Through an accident—performing a service for a friend of his in London—I was invited to stay in Fela’s house the first time I visited Africa. In 1973 the naira was high, Lagos hotels were expensive as well as bad, and I was not rich, so I accepted. For six weeks or so, off and on, I was treated as a privileged member of Fela’s entourage and spent much time in his company. We were six weeks apart in age, enjoyed one another’s conversation and had many noisy arguments.
Despite the inconvenience of my presence, other members of the very large household eventually tolerated me, and I learned a thing or two. One was that sooner or later I was going to have to amuse people publicly to show that I wasn’t just a bore. ‘You’ve got to go in for Worst Dancer’, people said when they had seen me dance.
Worst Man Dancer, accompanied by Best Woman Dancer, was a late-Friday-night competition at Fela’s Shrine club, then in Surulere. Another turn was a competitive karaoke act by his friends jk and Feelings Lawyer, singing Fela’s current hit Gentleman. The Worst Dancers, often the same three guys, were of course actually very good dancers, good enough to dance comically on purpose. ‘I’m very shy’, I whined. ‘I’m not good enough for Worst Dancer.’ But they were adamant. ‘You’re a natural’, they said unsmilingly. I was to be a good sport. My heart sank.
Well lubricated from the bar and the back yard, I gloomily took the floor with fifty or sixty competitors. Three senior dancing girls moved about the floor and conferred, choosing the finalists. They ignored me. Saved! I headed for the bar in relief. But when Fela announced the finalists’ names he added: ‘It is my privilege, as master of ceremonies, to name a fourth finalist...’ He was chuckling. Shit! I was in the finals. The orchestra revved up and the seven of us took the floor, each dancing alone. One by one, Fela called the finalists on stage to catch the footlights. He left me till last.
Late Friday night at the Shrine was always one of the world’s most mind-blowing musical experiences. Fela’s original sound, of which one often hears echoes these days in other people’s music, and to which no recording has ever done justice, had a uniquely magisterial, scowling grandeur. At full volume, ten feet in front of the whole orchestra and surrounded by its speakers, the sound would pick you up and flog you around like a housewife dusting a doormat. That’s what it felt like when it was my turn to cut loose for the audience. I mean, I was really dancing well.
By the end of the number the whole house was on its feet, shouting my name through helpless tears of laughter. People kept coming up to me the next day and saying how funny I had been.
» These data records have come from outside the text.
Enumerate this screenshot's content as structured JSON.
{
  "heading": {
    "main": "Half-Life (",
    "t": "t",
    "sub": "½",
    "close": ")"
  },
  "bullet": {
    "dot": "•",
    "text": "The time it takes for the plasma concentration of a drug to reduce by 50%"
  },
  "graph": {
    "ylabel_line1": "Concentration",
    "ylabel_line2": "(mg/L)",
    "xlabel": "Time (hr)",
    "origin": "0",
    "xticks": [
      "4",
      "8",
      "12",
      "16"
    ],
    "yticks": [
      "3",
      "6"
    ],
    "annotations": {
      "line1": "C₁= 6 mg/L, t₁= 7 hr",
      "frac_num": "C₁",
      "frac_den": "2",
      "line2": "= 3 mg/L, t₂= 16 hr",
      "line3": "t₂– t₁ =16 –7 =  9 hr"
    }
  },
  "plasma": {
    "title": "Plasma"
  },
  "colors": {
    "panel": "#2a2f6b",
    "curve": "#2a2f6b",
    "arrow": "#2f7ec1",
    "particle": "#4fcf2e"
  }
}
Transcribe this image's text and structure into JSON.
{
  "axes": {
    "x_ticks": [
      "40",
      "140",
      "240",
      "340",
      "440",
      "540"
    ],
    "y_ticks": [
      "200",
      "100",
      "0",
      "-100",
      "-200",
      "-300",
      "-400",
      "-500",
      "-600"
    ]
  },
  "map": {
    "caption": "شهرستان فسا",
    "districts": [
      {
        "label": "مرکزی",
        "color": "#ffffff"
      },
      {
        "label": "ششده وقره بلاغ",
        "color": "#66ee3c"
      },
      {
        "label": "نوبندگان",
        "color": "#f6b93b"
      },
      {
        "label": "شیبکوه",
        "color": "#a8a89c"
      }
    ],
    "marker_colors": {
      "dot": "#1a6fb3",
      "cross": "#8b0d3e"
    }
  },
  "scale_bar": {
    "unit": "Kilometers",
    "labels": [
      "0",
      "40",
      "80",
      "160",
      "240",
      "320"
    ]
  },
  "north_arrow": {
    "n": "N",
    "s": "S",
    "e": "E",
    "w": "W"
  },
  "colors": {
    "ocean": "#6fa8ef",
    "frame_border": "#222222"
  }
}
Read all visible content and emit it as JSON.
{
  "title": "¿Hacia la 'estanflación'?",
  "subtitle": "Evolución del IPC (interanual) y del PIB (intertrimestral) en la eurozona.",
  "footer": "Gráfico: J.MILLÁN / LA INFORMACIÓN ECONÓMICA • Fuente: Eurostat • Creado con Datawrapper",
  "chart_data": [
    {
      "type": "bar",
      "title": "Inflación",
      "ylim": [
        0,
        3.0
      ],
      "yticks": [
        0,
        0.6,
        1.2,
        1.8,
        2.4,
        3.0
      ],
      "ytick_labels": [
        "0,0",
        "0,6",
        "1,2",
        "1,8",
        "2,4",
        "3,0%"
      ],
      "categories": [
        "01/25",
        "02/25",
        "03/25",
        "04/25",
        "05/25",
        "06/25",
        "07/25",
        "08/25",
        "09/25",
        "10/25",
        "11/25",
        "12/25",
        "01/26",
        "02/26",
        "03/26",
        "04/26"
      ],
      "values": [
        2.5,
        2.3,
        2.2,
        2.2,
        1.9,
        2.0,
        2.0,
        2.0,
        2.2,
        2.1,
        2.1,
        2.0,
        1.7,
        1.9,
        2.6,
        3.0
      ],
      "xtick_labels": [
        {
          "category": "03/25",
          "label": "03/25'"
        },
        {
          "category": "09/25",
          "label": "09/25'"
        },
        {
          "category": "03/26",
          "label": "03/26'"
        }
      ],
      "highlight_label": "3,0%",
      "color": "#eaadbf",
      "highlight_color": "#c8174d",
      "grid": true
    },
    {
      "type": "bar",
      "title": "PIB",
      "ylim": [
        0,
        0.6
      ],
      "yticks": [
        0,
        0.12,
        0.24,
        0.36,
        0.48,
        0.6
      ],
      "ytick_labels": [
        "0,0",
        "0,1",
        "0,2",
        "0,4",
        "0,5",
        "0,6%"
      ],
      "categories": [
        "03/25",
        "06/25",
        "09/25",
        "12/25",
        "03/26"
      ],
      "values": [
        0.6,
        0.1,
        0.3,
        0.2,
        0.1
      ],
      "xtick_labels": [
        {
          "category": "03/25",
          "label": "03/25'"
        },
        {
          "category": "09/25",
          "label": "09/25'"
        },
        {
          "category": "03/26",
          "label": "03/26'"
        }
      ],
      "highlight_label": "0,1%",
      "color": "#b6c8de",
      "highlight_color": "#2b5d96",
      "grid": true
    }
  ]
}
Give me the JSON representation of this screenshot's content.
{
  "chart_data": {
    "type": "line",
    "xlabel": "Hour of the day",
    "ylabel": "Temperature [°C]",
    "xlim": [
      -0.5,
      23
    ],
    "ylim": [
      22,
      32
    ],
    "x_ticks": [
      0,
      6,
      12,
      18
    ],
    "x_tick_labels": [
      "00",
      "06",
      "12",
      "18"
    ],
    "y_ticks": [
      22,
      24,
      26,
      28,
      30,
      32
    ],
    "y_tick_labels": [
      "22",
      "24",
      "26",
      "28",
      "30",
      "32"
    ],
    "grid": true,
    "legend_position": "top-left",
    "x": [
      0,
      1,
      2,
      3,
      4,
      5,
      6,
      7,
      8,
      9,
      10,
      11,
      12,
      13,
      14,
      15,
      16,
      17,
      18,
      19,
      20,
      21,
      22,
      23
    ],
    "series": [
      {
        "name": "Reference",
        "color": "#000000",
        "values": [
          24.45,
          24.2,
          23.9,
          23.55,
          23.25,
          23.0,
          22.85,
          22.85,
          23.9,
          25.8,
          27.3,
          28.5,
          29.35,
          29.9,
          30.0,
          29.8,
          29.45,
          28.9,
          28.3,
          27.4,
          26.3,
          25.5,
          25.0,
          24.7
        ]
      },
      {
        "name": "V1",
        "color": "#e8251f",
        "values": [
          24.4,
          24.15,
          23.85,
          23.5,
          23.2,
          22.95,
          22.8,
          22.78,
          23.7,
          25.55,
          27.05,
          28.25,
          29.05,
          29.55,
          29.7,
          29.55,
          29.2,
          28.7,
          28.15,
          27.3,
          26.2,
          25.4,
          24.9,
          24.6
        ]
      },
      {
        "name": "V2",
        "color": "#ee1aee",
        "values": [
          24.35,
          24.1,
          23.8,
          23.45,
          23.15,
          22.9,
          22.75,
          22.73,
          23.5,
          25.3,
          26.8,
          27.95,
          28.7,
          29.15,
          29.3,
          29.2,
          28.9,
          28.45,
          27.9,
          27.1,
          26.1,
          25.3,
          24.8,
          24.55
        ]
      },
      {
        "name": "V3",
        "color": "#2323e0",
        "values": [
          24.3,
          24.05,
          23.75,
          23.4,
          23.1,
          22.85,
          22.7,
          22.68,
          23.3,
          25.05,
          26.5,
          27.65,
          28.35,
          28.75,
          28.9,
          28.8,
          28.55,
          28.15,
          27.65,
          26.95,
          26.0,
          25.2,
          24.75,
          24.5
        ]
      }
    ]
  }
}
I can still hear Fela’s malicious baritone giggle as he gave me my prize: a Joe Tex album, stolen later that night before it could be played. We were friends ever since, little affected by the long pauses between our meetings. I am sorry that there will be no more of them.
Olufela Oludotun Olusegun Ransome-Kuti changed his name to Anikulapo Kuti at the end of the 1970s. ‘Anikulapo’ is a Yoruba word, usually translated as ‘he who carries death in his pouch’, chosen in preference to the British name Ransome, whose un-African sound had been irritating him for years. Although the name had been adopted voluntarily by his grandfather, an Anglican minister, Fela characteristically described it as a ‘slave name’. In fact, one of Fela’s recent ancestors had been a slave. His mother Funmilayo, whose maiden name was Thomas, was the granddaughter of an Ilerha man captured and enslaved in childhood, who arrived in the Egba region around Abeokuta on foot from Freetown in Sierra Leone, where he had been released in 1834 following the British abolition of slavery.